Caleb froze. "You're—"
"I was a Riftborn too," the creature rasped. "Got pulled in. Like you."
Caleb swallowed. "What happened to you?"
"It changed me," it said with a sick grin, its skin bubbling. "And you? You'll change too. They all do. The Rift eats slowly."
"I'm not staying," Caleb said, backing away.
The thing hissed. "You think the exit is up to you?"
It lunged.
Caleb rolled, narrowly dodging, and scrambled to his feet. His hands sparked—instinctively summoning a short blade of Riftenergy. He wasn't good with it yet, but it was better than nothing.
They clashed.
It was messy.
Caleb's strikes were clumsy. His blade wavered and fizzed. The corrupted Riftborn's movements were jagged and unnatural, like it wasn't used to its body anymore. Every time it touched Caleb's blade, it screamed—not in pain, but in laughter.
"You'll be me soon, boy!"
"I'd rather be dead!" Caleb yelled, forcing his energy into the blade until it hummed violently.
He slashed low, ducked under a claw, and drove his weapon into the creature's stomach. It shrieked and exploded into a shower of black smoke and bile.
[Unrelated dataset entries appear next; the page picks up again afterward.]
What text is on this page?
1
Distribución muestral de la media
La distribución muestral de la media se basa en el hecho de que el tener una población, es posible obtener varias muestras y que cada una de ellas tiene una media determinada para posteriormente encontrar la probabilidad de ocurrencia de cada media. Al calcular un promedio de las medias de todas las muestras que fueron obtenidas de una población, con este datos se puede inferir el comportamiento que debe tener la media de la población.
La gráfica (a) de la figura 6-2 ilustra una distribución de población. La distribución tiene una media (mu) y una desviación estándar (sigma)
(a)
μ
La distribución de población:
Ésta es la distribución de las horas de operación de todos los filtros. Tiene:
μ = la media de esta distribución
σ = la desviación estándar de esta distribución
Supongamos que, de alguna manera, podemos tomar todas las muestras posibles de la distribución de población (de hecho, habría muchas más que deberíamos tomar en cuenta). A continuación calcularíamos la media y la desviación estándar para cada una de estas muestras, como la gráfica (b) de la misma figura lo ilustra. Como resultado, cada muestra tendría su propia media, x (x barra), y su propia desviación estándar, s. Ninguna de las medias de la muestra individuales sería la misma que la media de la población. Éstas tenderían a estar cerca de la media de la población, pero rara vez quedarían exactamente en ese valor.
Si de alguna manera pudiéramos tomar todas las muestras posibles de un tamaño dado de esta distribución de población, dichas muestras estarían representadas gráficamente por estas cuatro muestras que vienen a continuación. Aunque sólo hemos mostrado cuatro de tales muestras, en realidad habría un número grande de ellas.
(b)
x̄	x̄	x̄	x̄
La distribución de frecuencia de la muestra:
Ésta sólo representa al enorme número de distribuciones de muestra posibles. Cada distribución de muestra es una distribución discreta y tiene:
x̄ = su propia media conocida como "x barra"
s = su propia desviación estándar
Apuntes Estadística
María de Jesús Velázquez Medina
Caleb dropped to his knees, panting hard, vision tunneling.
His blade dissolved. The Riftenergy around him stilled, like it was watching.
And then a voice—different this time. Not corrupted.
"Not bad," it said. "For someone who swings like a drunk tourist."
Caleb jerked up, fists raised. A figure stood on a low ridge nearby, cloaked in a dirty, tattered coat with a blade strapped across his back and wild, grey hair.
"Who are you?" Caleb demanded.
The man grinned. "Survivor. Wanderer. Teacher, if you ask nicely."
Caleb didn't relax. "You Riftborn?"
"Born, broken, reforged. Like you're about to be."
"How long have you been here?"
The man chuckled. "Long enough to forget how steak tastes. Short enough to still dream about it."
Caleb blinked. "That's... oddly poetic."
"Thanks. I was a writer before all this Rift nonsense."
Silence passed.
Caleb let his hands fall. "I'm looking for a way out."
The man's grin faded. "Aren't we all."
"Will you help me?"
"That depends." He slid down the slope effortlessly, eyes sharp. "You gonna keep rushing into fights like an idiot, or are you ready to learn how to survive this hell?"
Caleb sighed, wincing as he sat down on a nearby rock. "Honestly, I'll take whatever help I can get."
The man nodded, dropping his cloak. Underneath, his body was laced with glowing marks—veins of controlled Riftenergy.
"Name's Gorrin."
"Caleb."
"Alright, Caleb. First lesson—never trust a tree that smells sweet. Second lesson…" He tossed Caleb a cracked flask filled with thick, glowing water. "You'll need to strengthen your soul core. You've got power, but no roots."
Caleb raised the flask. "This isn't poison, right?"
"If it is, at least it'll kill you fancy."
He drank.
It burned going down. But it felt like it lit something in his chest.
The days ahead wouldn't be easy. But for the first time since the Rift took him, Caleb didn't feel entirely alone.
And the Corrupted Realm, it seemed, wasn't done with him yet.